On ne peut pas discuter 80s, cinéma et mode sans parler de Working Girl de Mike Nichols, sorti en 1988. Si le réalisateur est plus connu pour The Graduate, son chef d’œuvre avec Dustin Hoffman, Working Girl n’en reste pas moins un bon film, en dépit de quelques faiblesses. Le spectateur suit les pérégrinations de Tess McGill, assistante de direction dans une grande banque d’investissement de Wall Street, incarnée par Melanie Griffith. Exploitée par sa supérieure, Katharine Parker - excellente Sigourney Weaver - Tess n’hésite pas à prendre sa place lorsque celle-ci se blesse malencontreusement lors d’un séjour au ski. Mais quand le beau Harrison Ford débarque dans ce subtil jeu de rôles, tout s’enchaîne. De fait, l’attrait de Working Girl réside dans son scenario bien ficelé, ses situations cocasses, la beauté de ses acteurs, la musique de Carly Simon. Ce cocktail réussi pourrait le classer - trop rapidement - dans la catégorie comédie romantique. Mais le film ne peut se résumer qu’à cela. Il dépeint aussi la revanche d’une femme dans un milieu d’hommes, un plafond de verre qui se brise sous l’influence d’une détermination sans faille.

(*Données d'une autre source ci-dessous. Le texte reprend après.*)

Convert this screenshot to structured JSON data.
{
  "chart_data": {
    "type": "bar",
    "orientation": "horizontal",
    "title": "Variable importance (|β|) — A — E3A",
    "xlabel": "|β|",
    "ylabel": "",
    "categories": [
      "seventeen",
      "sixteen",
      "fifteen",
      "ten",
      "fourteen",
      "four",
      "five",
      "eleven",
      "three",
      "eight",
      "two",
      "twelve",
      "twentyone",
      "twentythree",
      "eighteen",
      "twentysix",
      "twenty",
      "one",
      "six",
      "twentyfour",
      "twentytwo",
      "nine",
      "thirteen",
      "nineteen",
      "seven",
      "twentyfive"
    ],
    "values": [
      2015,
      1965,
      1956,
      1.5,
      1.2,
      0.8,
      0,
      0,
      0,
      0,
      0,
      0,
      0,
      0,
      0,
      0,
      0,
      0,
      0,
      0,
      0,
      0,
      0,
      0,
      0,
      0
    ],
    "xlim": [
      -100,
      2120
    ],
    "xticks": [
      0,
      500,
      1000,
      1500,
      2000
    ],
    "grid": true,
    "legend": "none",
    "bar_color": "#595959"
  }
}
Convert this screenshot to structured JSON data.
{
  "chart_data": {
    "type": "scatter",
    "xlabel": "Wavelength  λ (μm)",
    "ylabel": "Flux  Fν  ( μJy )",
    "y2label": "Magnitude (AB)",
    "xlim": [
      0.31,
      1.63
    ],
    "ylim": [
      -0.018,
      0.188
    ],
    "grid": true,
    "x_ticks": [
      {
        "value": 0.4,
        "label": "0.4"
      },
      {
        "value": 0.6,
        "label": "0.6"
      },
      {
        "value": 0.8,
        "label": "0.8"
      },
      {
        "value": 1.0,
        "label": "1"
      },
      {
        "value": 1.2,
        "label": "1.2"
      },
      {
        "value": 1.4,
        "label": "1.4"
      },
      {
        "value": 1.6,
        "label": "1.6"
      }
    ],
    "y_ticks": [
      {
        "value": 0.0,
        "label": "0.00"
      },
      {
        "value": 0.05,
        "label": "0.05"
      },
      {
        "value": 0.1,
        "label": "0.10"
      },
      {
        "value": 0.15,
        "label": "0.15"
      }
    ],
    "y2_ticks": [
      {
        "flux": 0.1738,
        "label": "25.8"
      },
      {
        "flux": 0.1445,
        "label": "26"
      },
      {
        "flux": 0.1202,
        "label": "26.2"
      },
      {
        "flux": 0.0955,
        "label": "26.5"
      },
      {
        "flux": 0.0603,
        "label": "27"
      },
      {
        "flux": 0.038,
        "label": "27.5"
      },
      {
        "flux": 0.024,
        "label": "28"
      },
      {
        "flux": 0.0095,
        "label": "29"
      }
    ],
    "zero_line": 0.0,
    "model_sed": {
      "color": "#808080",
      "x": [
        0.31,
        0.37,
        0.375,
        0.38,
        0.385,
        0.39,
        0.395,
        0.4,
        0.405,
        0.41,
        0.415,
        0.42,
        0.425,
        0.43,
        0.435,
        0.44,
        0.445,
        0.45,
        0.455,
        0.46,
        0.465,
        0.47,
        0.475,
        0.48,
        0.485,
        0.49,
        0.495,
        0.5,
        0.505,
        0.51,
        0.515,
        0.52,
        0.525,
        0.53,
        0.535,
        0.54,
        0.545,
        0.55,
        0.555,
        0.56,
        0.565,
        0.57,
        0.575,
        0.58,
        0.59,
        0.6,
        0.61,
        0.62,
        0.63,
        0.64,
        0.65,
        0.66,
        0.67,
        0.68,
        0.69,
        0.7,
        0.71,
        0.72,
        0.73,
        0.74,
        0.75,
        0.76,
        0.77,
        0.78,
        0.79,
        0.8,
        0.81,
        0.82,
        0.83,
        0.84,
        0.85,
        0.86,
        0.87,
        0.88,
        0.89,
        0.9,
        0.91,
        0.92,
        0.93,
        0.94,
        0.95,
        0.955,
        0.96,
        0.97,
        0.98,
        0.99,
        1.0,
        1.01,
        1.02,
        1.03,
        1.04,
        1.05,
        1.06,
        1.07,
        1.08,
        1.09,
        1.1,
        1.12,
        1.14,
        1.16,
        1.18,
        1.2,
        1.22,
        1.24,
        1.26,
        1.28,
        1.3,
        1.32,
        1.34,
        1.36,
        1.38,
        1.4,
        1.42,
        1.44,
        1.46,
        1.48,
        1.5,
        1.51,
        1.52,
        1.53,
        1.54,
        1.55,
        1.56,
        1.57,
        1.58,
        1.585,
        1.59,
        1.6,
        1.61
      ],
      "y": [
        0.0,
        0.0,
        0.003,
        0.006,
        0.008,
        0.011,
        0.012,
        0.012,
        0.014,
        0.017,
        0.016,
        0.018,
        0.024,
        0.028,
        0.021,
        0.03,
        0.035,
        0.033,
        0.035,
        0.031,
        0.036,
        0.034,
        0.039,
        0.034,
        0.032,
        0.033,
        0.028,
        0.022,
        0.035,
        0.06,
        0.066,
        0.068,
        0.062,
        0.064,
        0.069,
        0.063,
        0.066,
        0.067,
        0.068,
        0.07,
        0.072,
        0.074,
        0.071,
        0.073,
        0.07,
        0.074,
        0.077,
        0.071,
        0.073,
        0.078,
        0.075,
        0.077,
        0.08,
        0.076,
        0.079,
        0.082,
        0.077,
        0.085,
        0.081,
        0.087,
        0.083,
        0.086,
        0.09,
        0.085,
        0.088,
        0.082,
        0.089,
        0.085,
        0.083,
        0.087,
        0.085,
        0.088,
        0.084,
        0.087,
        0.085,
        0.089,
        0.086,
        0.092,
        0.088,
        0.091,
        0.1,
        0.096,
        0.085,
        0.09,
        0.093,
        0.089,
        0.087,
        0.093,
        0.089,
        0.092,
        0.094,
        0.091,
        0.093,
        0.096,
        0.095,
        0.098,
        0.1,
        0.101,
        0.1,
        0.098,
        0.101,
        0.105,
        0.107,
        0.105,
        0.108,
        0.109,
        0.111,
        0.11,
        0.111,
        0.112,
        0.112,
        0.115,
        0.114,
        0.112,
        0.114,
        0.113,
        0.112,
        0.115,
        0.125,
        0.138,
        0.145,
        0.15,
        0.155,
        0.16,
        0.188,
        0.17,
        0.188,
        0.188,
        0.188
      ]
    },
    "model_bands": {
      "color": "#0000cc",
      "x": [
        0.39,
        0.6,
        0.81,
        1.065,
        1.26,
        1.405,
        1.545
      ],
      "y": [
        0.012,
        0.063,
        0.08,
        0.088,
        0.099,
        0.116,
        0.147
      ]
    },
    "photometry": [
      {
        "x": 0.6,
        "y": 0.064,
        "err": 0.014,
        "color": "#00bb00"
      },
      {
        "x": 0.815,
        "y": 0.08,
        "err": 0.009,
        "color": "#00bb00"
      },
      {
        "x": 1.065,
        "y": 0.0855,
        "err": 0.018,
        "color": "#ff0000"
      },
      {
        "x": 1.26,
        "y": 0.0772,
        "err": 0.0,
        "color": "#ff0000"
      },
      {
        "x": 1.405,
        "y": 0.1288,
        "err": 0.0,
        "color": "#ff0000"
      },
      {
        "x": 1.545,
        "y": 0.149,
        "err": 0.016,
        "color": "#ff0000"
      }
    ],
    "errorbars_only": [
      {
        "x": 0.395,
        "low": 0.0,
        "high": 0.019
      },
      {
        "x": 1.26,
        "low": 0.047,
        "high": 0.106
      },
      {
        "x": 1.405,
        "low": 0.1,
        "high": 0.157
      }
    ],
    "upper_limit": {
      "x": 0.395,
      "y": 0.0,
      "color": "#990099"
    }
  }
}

Si l’interprétation que donne Melanie Griffith semble par moments naïve et légère, l’idée est pourtant bien là ; un esprit aiguisé, un sens de l’analyse à toute épreuve et l’obstination devraient permettre à toute femme d’accéder aux fonctions auxquelles elle souhaite prétendre. Si aujourd’hui - trente ans plus tard - l’égalité hommes/femmes semble avoir progressé, beaucoup de chemin reste encore à parcourir. Dans cette optique, il faut prendre le travail de Mike Nicholsas a nice reminder : tout est encore possible et tout reste à faire.

 

 

Une femme aux commandes. Melanie Griffith et Harrison Ford dans Working Girl de Mike Nichols

 

Que retenir donc du retour de cette flamboyante période ? En musique, c’est un retour aux sources, puisque les 80s ont posé les fondations de notre musique actuelle. La modernité de la période est aussi à rechercher du côté d’une androgynéité assumée et rutilante ; on pense alors à Sylvester et son hymne disco You Make Me Feel, récemment repris comme bande-son dans le dernier film d’Abdellatif Kechiche, Mektoub My Love : Canto Uno. En ce sens - et la mode de cette période ne fait que le confirmer - les 80s mettent en avant l’affirmation de soi, sans compromis et sans prérequis de genre. Dans le même temps, les femmes oscillent entre vestes d’homme taillées à la perfection pour la journée et parures étincelantes en soirée. Alors qu’elles briguent davantage de postes réservés jusqu’alors aux hommes, le soir - et surtout le samedi - est un moment d’insouciance et de pur plaisir, où les corps valsent au tempo de multiples hits 80s. Comme dans Call Me By Your Name, nous sommes en 1983, la nuit est sans fin, Get Down Saturday Night joue dans les ghetto blasters, les corps se déchainent et se rapprochent… Pourquoi diable n’a-t-on pas inventé une machine à remonter le temps ?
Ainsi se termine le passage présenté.